The Kingsbury Run Murders or Cleveland Torso Murders
Building a Better Image
Favorable press, an overhaul of the police department, and the systematic raids on organized crime were right in line with Mayor Harold Burton's program to build a positive image for the city. All of these newsworthy events were dovetailing nicely as city was preparing for the Republican National Convention, which was to start the first week of June, 1936.
During the week before the Republican National Convention, Eliot Ness worked almost continuously as he personally supervised every tiny detail of the security plan for the candidates. Checking and rechecking each item in the plan, he was acutely aware that his reputation was on the line if there were any assassination attempts or violent demonstrations in the coming week.

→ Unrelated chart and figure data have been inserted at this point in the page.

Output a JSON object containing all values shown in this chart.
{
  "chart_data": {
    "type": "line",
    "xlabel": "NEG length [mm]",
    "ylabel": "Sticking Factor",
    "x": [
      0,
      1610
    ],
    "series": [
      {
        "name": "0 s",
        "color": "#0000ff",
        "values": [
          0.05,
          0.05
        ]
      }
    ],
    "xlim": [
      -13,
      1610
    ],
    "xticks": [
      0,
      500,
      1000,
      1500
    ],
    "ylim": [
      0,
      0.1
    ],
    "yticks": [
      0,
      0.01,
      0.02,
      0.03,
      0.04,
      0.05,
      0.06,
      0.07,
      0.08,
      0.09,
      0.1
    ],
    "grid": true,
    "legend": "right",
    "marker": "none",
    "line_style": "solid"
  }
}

By Friday, June 5, the delegates were starting to pour into the city to begin a weekend of caucusing and partying before the convention officially began on Monday. Those political visitors, most of whom had never seen Cleveland, would take back with them impressions of a dazzling, modern downtown with many new buildings, magnificently landscaped with trees and fountains. In the years just prior to the Depression, Cleveland had undertaken an enormous number of public construction projects in the downtown area. The focal point of this massive urban development program was a large mall with its new city hall and other splendid examples of classical-style architecture. The most memorable of them all was the Terminal Tower, a distinguished-looking forerunner of the modern skyscraper, and one of the tallest buildings in the world at that time. While the front of this splendid tower opened onto Public Square, whose hotels, restaurants, and department stores were a central attraction for the convention delegates, just behind the tower, the landscape suddenly dropped into a world far different that most conventioneers never saw.
Just a few blocks away from the elegant and sophisticated Public Square, the vast industrial belly of Cleveland stretched out for many miles around its lifeblood, the Cuyahoga River. This stinking, oily river was used to feed iron ore and other raw materials to the blast furnaces and mills, while a huge network of railroad tracks, fanning out like capillaries in every direction, took the finished metal products to every part of the country.
This was the ugliest part of the city; filthy from the black soot of the coal fires, overpowering in its sulfurous stench, and strewn with trash and industrial waste. Almost symbolically here, too, was the dumping place for the city's human refuse, the thousands of men who once lived in rural Ohio, West Virginia, and Indiana, made homeless by the Depression. This inexhaustible supply of unwanted labor, "hobos" as they were called, rode the freight trains into Cleveland, looking for nonexistent jobs in the mills. In back of the splendid Terminal Tower, the hobos camped in squalid, corrugated metal shacks, creating a city of their own.
It was there at the Cuyahoga River where the long, deep gully called Kingsbury Run began and cut through the city's East Side. Kingsbury Run had been a beauty spot long ago when the only the stone quarries were there and the area was dotted with lovely, sylvan lakes. But many years later on the bed of this ancient ravine, cut into the earth by some long-dead stream, were the tracks of the Erie and Nickel Plate railroads. At the far end of the ravine, some fifty blocks east of Public Square, sat the office of the Nickel Plate railroad police who patrolled the track area, trying to keep the hobos off the trains.